Laury Bacro, a community organizer with an advocacy group for people experiencing homelessness, the Reseau d’aide aux personnes seules et itinerantes de Montreal, said she’s heard about two people experiencing homelessness receiving tickets for being outside after curfew, including one person who was ticketed Tuesday night.
Shelters are running out of space, Bacro said, adding that some people are avoiding them because they’re worried about getting COVID-19. Other homeless people, she said, have been banned from shelters.
“We can’t force people to go stay in a shelter,” Bacro said. “We’re talking about people, not objects that we can move from one place to another.” Fining homeless people, she said, won’t help anyone.
Montreal police spokeswoman Const. Annabelle Prato said police officers have been asked to use their judgment when dealing with homeless people who are outdoors after 8 p.m. In an email Wednesday, she said police are looking at the context of each situation and, when possible, helping homeless people access available resources.
Premier Francois Legault imposed a curfew until at least Feb. 8 as a way to limit people’s contacts and reduce COVID-19 transmission. Health officials say hospitals, especially in the Montreal area, are overwhelmed with COVID patients and risk having to ration care.

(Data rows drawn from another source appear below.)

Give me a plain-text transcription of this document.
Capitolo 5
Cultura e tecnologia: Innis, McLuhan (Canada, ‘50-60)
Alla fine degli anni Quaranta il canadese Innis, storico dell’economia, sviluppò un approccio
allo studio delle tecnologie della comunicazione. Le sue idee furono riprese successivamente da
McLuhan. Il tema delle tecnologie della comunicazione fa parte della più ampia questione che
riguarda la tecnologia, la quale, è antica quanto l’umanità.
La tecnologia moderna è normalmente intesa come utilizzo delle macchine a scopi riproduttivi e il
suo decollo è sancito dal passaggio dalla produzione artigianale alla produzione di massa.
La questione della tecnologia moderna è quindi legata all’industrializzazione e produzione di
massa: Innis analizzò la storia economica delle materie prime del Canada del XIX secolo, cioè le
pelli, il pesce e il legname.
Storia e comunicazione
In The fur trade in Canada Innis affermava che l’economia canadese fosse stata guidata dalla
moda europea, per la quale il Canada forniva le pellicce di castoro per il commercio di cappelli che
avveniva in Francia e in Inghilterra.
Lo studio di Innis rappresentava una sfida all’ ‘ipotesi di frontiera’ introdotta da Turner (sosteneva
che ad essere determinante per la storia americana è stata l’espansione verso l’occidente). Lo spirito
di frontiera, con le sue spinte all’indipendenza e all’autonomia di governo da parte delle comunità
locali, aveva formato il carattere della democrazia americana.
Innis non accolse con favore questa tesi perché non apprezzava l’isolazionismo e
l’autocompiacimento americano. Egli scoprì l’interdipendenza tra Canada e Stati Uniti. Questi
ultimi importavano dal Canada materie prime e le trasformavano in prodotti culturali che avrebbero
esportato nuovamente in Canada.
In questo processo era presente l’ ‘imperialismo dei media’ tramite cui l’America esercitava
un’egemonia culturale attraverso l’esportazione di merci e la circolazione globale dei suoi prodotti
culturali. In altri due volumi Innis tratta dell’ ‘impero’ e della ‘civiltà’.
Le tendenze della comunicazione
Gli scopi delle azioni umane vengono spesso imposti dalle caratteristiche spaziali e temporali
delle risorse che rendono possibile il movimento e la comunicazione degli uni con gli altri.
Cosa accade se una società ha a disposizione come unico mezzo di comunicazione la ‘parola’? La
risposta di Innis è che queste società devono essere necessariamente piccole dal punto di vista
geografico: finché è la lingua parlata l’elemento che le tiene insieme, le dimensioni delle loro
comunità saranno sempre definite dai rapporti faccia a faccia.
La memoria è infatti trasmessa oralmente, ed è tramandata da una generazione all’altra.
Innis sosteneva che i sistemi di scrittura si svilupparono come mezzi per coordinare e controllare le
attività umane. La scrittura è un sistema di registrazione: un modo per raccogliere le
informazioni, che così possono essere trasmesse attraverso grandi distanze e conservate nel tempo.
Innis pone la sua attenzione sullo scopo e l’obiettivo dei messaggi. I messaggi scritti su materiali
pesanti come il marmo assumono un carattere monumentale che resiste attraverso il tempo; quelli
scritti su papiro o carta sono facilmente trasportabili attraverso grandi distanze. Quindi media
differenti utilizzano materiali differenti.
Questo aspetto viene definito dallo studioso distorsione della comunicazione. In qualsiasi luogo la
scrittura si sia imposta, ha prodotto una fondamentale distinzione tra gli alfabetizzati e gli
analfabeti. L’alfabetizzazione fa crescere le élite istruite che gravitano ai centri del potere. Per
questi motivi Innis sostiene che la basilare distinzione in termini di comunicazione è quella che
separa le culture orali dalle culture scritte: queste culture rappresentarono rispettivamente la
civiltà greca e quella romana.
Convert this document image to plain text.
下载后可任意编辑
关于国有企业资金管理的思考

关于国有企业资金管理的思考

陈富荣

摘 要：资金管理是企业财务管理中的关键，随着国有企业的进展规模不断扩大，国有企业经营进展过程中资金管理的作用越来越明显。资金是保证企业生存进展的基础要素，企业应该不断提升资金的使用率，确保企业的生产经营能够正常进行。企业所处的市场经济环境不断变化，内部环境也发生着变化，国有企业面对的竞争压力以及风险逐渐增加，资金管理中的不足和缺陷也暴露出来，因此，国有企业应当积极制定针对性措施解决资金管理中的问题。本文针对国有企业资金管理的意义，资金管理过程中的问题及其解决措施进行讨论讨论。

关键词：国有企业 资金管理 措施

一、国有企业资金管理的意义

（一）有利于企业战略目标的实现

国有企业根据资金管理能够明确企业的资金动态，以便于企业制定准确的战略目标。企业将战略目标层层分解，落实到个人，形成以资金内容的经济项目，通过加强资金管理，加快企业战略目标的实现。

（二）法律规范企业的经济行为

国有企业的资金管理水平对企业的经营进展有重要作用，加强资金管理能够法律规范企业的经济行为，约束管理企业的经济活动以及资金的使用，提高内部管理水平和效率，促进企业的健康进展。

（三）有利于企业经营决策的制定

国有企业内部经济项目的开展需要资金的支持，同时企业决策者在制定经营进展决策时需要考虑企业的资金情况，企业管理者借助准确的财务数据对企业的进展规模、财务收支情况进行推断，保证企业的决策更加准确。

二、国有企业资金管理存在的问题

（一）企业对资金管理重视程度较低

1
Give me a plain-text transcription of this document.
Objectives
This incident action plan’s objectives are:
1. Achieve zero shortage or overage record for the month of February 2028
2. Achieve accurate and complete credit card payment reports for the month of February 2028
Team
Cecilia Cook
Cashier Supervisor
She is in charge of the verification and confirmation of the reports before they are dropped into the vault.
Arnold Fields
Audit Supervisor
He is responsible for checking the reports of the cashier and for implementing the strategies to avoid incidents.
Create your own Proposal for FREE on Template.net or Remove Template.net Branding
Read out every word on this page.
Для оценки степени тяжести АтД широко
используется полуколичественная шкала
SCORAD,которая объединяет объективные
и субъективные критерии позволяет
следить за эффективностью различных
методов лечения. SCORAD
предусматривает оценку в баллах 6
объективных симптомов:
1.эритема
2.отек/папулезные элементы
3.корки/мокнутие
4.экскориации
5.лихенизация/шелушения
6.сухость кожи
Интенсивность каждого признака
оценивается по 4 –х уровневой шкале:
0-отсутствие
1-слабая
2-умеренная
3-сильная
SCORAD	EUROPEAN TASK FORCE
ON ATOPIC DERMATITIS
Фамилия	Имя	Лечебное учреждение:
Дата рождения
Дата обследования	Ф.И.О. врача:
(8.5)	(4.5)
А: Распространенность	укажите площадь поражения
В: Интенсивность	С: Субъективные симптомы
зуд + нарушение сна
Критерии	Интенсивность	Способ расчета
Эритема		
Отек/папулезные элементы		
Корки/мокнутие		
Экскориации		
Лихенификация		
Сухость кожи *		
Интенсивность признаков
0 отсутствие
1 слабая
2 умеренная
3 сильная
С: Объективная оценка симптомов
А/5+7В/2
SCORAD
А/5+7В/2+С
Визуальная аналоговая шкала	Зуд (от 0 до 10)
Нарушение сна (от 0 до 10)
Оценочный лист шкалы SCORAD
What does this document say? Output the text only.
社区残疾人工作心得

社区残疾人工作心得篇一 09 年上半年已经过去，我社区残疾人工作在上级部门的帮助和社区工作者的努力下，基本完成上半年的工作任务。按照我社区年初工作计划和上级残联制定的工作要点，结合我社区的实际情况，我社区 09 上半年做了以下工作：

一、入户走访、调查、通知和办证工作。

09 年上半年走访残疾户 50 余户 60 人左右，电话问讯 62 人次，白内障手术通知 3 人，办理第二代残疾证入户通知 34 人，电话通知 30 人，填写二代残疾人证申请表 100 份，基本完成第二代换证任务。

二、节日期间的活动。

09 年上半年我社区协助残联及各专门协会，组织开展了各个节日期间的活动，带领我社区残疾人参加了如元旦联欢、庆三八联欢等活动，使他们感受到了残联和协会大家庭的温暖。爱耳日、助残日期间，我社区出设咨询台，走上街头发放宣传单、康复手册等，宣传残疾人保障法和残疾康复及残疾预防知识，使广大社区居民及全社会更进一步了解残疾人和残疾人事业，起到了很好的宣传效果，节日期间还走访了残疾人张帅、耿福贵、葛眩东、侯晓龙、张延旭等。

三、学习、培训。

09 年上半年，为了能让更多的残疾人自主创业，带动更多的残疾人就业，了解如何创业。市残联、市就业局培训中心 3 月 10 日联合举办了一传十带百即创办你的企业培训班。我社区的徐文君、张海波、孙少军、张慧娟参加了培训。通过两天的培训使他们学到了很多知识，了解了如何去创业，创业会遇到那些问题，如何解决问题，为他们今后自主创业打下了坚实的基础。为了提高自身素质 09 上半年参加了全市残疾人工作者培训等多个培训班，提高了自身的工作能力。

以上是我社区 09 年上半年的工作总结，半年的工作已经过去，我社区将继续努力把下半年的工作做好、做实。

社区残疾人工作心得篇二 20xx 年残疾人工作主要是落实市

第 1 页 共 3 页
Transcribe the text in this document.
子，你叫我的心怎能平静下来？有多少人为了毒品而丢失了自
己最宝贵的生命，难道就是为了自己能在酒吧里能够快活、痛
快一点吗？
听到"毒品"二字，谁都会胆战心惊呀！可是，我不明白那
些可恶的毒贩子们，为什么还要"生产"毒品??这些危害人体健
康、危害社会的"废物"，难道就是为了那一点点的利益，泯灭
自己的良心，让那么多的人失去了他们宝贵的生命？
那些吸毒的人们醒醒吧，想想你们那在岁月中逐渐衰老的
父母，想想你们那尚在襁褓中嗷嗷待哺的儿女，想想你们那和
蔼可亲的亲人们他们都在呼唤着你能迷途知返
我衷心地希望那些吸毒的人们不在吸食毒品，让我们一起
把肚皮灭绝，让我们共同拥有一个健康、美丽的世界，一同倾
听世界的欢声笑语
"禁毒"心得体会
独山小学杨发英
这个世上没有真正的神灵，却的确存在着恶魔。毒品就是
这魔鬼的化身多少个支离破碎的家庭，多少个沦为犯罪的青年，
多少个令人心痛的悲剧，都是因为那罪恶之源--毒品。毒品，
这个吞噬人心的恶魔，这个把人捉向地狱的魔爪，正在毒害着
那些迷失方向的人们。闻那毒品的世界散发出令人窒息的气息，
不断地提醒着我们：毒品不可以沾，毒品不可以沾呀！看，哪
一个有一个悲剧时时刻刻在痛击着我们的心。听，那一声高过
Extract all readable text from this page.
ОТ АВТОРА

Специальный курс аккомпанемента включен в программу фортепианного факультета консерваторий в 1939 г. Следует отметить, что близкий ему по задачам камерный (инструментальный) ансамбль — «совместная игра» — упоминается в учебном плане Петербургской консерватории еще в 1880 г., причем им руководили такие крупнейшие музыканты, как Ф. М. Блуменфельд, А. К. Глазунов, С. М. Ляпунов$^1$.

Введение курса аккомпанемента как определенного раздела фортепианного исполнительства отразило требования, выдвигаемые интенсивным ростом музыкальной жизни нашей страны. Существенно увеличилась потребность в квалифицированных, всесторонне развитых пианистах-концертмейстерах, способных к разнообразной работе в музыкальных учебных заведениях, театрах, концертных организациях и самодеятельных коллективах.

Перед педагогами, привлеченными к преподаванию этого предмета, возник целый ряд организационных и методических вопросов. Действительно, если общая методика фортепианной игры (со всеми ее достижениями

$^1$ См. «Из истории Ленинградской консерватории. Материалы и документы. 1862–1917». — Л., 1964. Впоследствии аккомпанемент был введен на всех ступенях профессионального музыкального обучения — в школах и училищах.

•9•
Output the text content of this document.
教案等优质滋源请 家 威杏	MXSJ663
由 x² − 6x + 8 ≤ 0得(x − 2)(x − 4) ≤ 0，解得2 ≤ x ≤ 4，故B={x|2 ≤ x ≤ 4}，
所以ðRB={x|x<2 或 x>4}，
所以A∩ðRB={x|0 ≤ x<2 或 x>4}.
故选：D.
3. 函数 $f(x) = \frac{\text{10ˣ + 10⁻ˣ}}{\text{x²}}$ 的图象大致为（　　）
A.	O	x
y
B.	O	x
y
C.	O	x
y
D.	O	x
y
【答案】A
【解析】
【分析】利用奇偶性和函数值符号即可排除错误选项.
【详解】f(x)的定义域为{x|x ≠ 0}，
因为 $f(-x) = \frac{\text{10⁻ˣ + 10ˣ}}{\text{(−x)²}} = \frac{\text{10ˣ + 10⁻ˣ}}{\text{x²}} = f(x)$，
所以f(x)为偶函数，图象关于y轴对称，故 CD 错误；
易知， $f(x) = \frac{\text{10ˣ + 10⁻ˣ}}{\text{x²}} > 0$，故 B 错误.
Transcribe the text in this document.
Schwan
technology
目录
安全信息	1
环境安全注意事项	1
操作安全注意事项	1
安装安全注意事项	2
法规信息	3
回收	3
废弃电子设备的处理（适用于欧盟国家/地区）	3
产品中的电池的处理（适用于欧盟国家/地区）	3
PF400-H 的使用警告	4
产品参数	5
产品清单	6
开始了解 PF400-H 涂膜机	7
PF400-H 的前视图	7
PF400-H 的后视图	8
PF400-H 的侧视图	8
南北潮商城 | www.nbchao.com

Essential workers who have to be outside between 8 p.m. and 5 a.m. are required to carry a letter from their employer explaining their status.
Sarah Vresk, who works in snow removal, said she was on her way to work shortly before 4 a.m. on Jan. 12, when police stopped her. She said she gave the officer her employer’s letter. Then, she said, he asked to look inside her lunch bag, which she said was sitting on the passenger seat.
When she refused, she said the officer told her the letter was “just a piece of paper” and threatened to give her a ticket for violating the curfew.
“It really felt like he didn’t believe me because I didn’t want to open my bag,” she said in an interview. “It felt very much inferred that if I didn’t open the bag, then he would have more questions about the letter, or then the letter would not be valid.”
She said the police let her go without a ticket shortly after she showed them the contents of the bag.